The paintings and Icons of the Holy Trinity Gate Church serve, I believe, as a visible example of some of the deviations brought about by the long-standing, strong influences of Western Europe (and perhaps Ukrainian folk art traditions as well). This will be recognized by those familiar with art history through the general compositional nature of the works. It is also evident in the multiple attempts to portray God the Father. "Why do we not describe the Father of our Lord Jesus Christ? Because we have not seen Him… But if we saw and knew Him as we did His Son, we should try to describe and depict also Him (the Father)…" said the fathers of the VIIth Oecumenical Council (Act 4). The fathers of the Great Council of Moscow (1666-1667) wrote "…we command to cease all false and sophistical reasoning, according to which every man has grown accustomed to paint ikons by himself which are without attestation: that is, the ikon of the Lord Savaoth in diverse forms…" (for a more complete treatment of this issue, see The Erroneous Practice of Making Icons of God the Father).

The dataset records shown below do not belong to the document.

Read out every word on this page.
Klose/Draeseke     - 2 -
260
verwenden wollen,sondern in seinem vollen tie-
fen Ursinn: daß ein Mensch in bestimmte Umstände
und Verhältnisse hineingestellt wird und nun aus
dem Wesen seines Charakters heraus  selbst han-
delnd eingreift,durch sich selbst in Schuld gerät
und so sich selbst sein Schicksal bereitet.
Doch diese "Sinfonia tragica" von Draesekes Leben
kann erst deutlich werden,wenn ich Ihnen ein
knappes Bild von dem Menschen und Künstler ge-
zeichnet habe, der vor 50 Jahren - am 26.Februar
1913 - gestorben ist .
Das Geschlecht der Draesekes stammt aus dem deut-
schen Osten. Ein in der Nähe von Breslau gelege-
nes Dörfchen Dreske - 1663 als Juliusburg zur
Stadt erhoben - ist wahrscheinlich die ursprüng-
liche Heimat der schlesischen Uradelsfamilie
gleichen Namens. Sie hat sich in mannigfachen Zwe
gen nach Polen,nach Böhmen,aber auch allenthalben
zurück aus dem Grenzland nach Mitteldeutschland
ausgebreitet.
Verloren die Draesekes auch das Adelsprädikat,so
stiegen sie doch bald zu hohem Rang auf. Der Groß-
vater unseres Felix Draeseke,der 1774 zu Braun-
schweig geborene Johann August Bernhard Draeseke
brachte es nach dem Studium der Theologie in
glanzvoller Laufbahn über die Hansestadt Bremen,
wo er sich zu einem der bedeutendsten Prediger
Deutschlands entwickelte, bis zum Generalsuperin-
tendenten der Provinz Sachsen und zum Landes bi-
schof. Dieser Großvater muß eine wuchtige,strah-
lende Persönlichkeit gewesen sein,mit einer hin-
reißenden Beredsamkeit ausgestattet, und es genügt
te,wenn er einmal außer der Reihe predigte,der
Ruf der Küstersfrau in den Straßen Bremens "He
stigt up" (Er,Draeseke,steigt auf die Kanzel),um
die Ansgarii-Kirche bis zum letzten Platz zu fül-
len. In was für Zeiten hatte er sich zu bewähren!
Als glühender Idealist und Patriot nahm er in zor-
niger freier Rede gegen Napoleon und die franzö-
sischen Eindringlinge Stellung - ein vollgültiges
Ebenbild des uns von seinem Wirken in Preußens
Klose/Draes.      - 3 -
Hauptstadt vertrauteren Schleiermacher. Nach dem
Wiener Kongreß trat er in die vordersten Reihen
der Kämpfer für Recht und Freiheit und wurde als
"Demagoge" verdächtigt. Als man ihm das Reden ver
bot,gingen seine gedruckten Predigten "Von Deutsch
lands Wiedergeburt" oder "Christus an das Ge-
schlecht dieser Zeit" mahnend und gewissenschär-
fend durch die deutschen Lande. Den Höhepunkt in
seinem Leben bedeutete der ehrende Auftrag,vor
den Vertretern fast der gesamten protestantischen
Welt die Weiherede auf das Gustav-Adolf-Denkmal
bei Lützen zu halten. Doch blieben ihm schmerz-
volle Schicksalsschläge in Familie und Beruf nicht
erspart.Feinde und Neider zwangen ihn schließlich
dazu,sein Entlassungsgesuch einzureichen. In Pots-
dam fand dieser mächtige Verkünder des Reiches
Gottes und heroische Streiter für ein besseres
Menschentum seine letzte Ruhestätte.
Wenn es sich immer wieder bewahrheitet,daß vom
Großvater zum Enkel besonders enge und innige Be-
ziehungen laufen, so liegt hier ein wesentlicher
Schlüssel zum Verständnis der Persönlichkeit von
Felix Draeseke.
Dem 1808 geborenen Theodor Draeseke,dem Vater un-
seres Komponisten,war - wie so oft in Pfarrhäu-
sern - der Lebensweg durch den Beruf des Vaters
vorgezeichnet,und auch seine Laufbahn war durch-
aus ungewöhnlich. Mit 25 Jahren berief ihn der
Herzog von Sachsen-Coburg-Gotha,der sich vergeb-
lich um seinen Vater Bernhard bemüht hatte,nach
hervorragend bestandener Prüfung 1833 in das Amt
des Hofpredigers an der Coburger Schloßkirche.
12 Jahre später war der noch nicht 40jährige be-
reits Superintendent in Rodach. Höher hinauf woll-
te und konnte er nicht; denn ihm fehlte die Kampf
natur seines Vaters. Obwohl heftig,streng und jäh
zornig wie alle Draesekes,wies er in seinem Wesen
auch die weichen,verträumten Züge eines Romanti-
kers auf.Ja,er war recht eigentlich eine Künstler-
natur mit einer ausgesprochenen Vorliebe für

The narthex ("click" on image for further detail):
The entrance into this church is painted in a way that is intended to symbolize the road that takes one to God. The paintings depict the march of the Righteous into Paradise. They are led by the flying and trumpeting Angels and God Himself (with attempts to depict not only the Son, but the Father as well). Paradise is shown as an imaginative landscape through which peacocks, elephants, camels, and other exotic animals roam freely.

The nave ("click" on image for further detail):

The east wall of the main nave is devoted to the First Council of Nicaea (325) which established the Nicene Creed and opposed Arianism. Note also the stacidia (a chair with a fold up seat with arm rests high enough to be used while standing) running along the bottom of the west wall (several are also located near the entrance to the nave in the narthex as shown above). The dominant themes of the other wall paintings are major events of the New Testament. The pictures shown here include the expulsion of merchants from the Temple, Jesus with the Apostles, and the Baptism of the Ethiopian by the Apostle Philip. Multiple attempts to portray the individual Persons of the Holy Trinity can be found in the nave.

The iconostasis ("click" on image for further detail):

The iconostasis of the Holy Trinity Gate Church was carved out of lime-tree wood in 1734 and gilded. The Icons pictured include the Archangel Michael, the Theotokos, Jesus Christ, and Archangel Gabriel. Also shown before the iconostasis is a sixteen-candle chandelier that was cast in 1725.